Saturday, September 19, 2009

More Tone Deafness from the Obama Administration

We're canceling putting 10 missiles there to appease Russia and angering Poland and the Czech Republic. Ok, fair enough. I disagree with the decision as I think we should support our friends, not appease our rivals. What makes this worse is the date. It was announced on the 70th anniversary of the Russian invasion of Poland. Emphasis added. [Link]
I'll leave the question of whether President Obama's decision to abandon a planned missile defense of Poland and the Czech Republic is good or bad policy. As a matter of timing, however, it's surely bad politics. There's surely a better day to make such an announcement than the 70th anniversary of Stalin's invasion of Poland.
Some think it was a good idea, but what concessions will we get for this? [Link]
The Obama administration has an opportunity to turn its decision — which so far seems tentative and even reluctant — into a unilateral display of U.S. strength and confidence, and thereby seize the high ground on arms reduction while warning one of the world’s most recalcitrant proliferators that the game will soon be over. Hopefully, this is an opportunity the president and his advisers will seize.
Even the Democrats are asking what we are getting. [Link]

Republicans talked of President Obama “appeasing” Russia,” “betraying” Poland, and bringing back the Carter administration. They didn’t like his decision Thursday to scrap plans for a missle defense system in Poland and in the Czech Republic, and they dusted off some vintage Cold War anti-communist rhetoric and endorsements of missile defense to express it.

Obama and his aides cast the decision as almost a technical one. But for a president who has said repeatedly that he wants to return U.S. foreign policy to the hard-headed pursuit of national interests rather than scoring ideological points, it was also tangible evidence that he meant what he said.

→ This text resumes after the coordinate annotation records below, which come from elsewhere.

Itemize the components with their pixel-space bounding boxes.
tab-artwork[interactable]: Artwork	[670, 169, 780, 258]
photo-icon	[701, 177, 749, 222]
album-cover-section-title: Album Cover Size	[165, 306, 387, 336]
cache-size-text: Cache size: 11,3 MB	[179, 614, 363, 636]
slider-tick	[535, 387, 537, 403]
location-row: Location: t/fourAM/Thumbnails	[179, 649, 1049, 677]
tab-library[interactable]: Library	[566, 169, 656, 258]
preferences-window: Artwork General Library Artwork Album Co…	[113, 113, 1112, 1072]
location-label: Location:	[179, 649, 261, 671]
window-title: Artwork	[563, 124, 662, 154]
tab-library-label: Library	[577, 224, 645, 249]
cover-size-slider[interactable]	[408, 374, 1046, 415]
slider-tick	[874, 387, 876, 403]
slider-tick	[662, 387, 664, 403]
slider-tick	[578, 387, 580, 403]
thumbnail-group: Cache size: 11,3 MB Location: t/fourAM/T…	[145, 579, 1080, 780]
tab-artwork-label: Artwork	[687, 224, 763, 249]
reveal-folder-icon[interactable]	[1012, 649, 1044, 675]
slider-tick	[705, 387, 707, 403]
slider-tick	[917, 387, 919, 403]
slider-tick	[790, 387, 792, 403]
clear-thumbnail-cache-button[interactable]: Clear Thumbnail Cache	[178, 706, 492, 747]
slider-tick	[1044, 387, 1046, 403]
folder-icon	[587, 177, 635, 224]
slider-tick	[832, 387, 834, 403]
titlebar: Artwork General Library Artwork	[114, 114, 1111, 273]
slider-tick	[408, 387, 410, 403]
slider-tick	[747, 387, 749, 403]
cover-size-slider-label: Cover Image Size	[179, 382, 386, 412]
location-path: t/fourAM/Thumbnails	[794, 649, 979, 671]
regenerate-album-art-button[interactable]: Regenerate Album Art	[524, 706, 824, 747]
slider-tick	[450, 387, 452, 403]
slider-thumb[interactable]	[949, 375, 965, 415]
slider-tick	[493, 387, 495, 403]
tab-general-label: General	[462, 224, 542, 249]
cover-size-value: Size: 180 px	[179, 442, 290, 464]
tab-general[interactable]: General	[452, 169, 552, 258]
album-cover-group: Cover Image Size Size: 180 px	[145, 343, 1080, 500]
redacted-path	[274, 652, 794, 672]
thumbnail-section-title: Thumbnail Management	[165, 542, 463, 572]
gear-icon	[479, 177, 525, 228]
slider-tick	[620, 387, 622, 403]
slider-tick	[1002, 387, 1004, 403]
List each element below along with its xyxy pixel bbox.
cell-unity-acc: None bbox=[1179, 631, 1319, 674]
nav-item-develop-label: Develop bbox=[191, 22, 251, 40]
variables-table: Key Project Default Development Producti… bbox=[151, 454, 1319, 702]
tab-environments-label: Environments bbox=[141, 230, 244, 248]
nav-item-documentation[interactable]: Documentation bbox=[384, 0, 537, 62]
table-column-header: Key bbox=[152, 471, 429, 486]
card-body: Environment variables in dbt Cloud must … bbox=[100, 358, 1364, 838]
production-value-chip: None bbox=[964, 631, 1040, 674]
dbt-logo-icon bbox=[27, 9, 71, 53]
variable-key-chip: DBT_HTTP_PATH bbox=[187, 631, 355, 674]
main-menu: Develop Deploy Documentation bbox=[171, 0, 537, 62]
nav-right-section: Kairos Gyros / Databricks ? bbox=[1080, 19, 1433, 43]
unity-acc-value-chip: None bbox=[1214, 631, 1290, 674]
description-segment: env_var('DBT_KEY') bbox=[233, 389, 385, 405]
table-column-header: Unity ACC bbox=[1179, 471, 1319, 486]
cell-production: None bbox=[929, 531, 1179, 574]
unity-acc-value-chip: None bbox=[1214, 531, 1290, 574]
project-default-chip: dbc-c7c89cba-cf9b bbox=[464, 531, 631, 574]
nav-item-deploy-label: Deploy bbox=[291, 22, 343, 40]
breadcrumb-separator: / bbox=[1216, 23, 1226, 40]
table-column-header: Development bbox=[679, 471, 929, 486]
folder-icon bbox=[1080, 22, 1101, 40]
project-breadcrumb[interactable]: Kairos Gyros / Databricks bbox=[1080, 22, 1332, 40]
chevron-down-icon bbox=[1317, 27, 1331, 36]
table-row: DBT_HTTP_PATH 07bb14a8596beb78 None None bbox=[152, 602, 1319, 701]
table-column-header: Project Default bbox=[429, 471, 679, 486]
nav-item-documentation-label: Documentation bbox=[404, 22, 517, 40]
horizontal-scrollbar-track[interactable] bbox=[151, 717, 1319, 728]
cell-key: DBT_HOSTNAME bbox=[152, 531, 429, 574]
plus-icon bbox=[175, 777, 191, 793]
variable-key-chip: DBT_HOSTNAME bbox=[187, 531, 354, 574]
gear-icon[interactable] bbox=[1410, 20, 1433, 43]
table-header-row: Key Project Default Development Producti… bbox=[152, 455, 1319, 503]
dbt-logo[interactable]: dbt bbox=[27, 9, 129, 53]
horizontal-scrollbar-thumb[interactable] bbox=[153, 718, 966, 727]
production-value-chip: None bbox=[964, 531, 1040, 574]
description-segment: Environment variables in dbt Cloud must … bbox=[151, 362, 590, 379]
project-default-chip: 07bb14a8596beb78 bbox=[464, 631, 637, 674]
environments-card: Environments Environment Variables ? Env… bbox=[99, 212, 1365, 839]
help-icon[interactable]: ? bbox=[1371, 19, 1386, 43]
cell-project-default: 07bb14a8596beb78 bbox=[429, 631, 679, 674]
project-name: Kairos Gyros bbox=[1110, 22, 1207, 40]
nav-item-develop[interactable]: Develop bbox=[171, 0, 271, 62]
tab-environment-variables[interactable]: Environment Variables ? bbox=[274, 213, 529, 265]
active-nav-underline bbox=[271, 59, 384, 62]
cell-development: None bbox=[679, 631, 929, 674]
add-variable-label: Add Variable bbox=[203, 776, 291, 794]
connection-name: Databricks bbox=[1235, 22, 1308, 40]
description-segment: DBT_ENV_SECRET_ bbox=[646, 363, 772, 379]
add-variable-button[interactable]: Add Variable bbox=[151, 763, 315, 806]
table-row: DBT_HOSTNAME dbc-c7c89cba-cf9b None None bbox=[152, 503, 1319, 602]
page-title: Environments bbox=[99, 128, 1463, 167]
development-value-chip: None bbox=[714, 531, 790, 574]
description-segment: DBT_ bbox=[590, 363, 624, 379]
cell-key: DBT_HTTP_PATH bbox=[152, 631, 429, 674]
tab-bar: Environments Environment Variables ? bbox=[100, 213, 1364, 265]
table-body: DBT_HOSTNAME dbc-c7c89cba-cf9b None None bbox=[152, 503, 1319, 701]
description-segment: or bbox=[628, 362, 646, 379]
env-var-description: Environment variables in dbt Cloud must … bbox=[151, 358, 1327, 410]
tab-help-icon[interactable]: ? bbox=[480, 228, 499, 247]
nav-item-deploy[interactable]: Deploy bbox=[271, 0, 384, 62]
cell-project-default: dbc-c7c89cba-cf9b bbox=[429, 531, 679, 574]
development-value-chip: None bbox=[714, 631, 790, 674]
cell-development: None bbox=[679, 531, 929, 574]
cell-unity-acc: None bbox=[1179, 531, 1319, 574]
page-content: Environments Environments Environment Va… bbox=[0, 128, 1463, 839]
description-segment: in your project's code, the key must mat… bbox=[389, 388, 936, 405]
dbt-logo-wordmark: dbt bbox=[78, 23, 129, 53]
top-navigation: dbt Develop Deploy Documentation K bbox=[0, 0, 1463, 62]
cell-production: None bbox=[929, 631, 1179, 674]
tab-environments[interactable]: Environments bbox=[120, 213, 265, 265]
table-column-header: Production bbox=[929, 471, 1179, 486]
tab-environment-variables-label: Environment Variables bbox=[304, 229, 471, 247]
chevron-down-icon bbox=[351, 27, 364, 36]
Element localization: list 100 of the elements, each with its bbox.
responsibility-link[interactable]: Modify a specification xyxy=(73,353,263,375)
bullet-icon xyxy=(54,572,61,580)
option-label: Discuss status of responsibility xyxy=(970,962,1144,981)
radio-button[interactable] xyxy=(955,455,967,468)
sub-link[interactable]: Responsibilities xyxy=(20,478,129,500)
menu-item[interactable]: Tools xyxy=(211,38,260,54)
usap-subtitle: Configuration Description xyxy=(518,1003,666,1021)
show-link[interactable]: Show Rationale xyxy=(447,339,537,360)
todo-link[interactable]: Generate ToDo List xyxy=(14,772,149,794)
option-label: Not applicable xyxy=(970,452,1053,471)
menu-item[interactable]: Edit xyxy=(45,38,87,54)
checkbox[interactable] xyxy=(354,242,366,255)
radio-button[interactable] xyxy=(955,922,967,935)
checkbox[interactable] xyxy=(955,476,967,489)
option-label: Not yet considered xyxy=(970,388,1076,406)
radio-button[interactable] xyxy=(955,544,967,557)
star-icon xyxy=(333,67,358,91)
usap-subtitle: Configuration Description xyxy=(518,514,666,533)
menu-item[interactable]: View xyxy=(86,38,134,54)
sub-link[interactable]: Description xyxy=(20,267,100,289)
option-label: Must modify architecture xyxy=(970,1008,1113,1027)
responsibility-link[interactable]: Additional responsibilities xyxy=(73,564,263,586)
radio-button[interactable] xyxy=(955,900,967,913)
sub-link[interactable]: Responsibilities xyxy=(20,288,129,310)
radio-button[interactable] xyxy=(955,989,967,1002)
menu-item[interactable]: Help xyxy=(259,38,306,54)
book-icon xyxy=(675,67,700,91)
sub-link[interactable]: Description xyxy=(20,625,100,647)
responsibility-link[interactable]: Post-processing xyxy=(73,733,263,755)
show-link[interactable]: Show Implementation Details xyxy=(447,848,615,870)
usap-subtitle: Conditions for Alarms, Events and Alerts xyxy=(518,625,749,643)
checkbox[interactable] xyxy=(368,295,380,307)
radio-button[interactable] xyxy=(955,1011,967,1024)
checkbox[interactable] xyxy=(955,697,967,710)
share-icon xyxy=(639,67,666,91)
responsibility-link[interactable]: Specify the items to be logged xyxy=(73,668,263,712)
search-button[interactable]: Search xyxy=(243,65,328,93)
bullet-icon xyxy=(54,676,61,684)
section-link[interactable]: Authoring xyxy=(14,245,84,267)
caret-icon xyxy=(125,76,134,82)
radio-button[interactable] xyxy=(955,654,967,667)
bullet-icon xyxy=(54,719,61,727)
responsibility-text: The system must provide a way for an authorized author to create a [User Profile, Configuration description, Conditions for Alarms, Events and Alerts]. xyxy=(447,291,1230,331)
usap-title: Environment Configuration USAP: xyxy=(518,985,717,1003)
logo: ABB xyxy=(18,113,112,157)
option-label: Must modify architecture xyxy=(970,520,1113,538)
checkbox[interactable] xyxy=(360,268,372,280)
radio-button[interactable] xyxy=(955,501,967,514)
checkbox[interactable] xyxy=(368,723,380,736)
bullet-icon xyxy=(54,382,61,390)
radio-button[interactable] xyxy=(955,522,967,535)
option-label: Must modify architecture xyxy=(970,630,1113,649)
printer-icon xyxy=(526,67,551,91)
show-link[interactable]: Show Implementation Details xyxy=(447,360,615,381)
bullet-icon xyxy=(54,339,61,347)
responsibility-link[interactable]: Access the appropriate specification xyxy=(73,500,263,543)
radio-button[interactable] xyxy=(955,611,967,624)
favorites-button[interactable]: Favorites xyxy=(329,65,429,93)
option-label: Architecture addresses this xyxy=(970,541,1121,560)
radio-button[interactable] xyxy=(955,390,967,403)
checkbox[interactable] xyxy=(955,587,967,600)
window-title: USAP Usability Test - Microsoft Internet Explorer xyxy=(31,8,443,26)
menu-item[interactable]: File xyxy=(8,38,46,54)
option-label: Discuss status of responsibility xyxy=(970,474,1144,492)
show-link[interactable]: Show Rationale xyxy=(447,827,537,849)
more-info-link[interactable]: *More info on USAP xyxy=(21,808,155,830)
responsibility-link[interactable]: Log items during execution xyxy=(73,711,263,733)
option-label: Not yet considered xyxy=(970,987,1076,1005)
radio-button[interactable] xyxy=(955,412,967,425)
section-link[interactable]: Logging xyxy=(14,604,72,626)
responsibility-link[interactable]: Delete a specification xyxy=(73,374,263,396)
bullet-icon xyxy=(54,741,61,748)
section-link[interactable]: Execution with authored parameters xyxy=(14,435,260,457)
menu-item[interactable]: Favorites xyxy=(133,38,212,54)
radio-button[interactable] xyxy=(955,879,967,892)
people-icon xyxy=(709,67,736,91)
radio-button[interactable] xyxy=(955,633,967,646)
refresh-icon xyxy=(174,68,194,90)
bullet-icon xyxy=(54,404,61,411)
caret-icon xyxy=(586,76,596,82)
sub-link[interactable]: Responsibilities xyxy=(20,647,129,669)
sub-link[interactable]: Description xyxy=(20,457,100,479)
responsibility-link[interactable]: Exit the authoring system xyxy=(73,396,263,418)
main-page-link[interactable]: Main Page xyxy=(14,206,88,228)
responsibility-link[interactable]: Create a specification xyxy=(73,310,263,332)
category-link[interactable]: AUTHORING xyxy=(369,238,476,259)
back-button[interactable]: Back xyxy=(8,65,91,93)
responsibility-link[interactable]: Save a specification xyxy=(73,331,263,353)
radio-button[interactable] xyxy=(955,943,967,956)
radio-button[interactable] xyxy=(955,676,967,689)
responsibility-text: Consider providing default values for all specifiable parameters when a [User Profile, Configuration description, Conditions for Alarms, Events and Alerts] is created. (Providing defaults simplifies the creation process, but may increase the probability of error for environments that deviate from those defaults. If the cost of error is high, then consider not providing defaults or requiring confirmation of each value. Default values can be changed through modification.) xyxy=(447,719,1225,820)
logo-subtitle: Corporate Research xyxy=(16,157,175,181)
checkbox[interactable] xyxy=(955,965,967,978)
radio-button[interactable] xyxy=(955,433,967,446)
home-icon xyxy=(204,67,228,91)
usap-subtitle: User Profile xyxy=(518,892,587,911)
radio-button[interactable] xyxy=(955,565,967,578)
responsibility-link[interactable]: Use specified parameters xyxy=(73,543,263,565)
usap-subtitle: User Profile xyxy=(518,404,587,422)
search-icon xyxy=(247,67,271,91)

Some members of Obama’s own party, however, had a simple question for the administration: if this was a return to realism, and a concession to Russia’s long and vocal opposition to the missile program, what, exactly, was the U.S. getting in return for fundamentally changing it?
We're winning friends and influencing people. [Link]
For a bunch that (loudly) prides themselves on "smart diplomacy," the Obama Administration has a tremendous knack for stupidity, to say nothing of historical ignorance. Two of our best friends in the world are less important to these academic twits than "being nice" to Putin and Ahmadinejad, to say nothing of their quarter-century outdated hostility towards missile defense ("you peon--that was a Reagan idea, therefore, it must be bad!").

In the East, seventy years ago, they called this kind of asinine policy the Western Betrayal. Shame on us to repeat the same shameful back-stabs now.

Nile Gardener:

What signal does this send to Ukraine, Georgia and a host of other former Soviet satellites who look to America and NATO for protection from their powerful neighbour? The impending cancellation of Third Site is a shameful abandonment of America’s friends in eastern and central Europe, and a slap in the face for those who actually believed a key agreement with Washington was worth the paper it was written on.

What did you expect from an ideology so blinkered it could look at those countries, most of them free for less than 20 years now, and call them "a motley collection of nations one could buy on eBay"?
Polish Prime Minister snubs after being snubbed. [Link]
Polish Prime Minister Donald Tusk confirmed today that he declined last night to take a call from the U.S. informing him of the decision to scrap planned missile-defense bases in his country.
Two U.S.-based sources close to the Polish government said Thursday that Tusk also rejected a call from Secretary of State Hillary Clinton — on the grounds that, as the head of the government, he should speak to the president.
"Hillary called — and the reason he turned it down was because of protocol," said a source.
Questions about the exchanges surfaced in the Polish press after Obama reached the Czech prime minister late last night to warn of the policy change, but did not speak to the Pole until this morning. And the static offers a glimpse at the distress beneath the diplomatic facade being offered by Eastern European leaders.
Polish Radio reports today that Tusk confirmed an earlier press report that he hadn't taken Obama's call but denied it was due to "technical difficulties."

Tusk said he declined to speak with President Obama during the night because he wanted to “properly prepare for the discussion."

A Polish Embassy spokesman noted that Tusk ultimately spoke to Obama, while Clinton spoke to the country's foreign minister.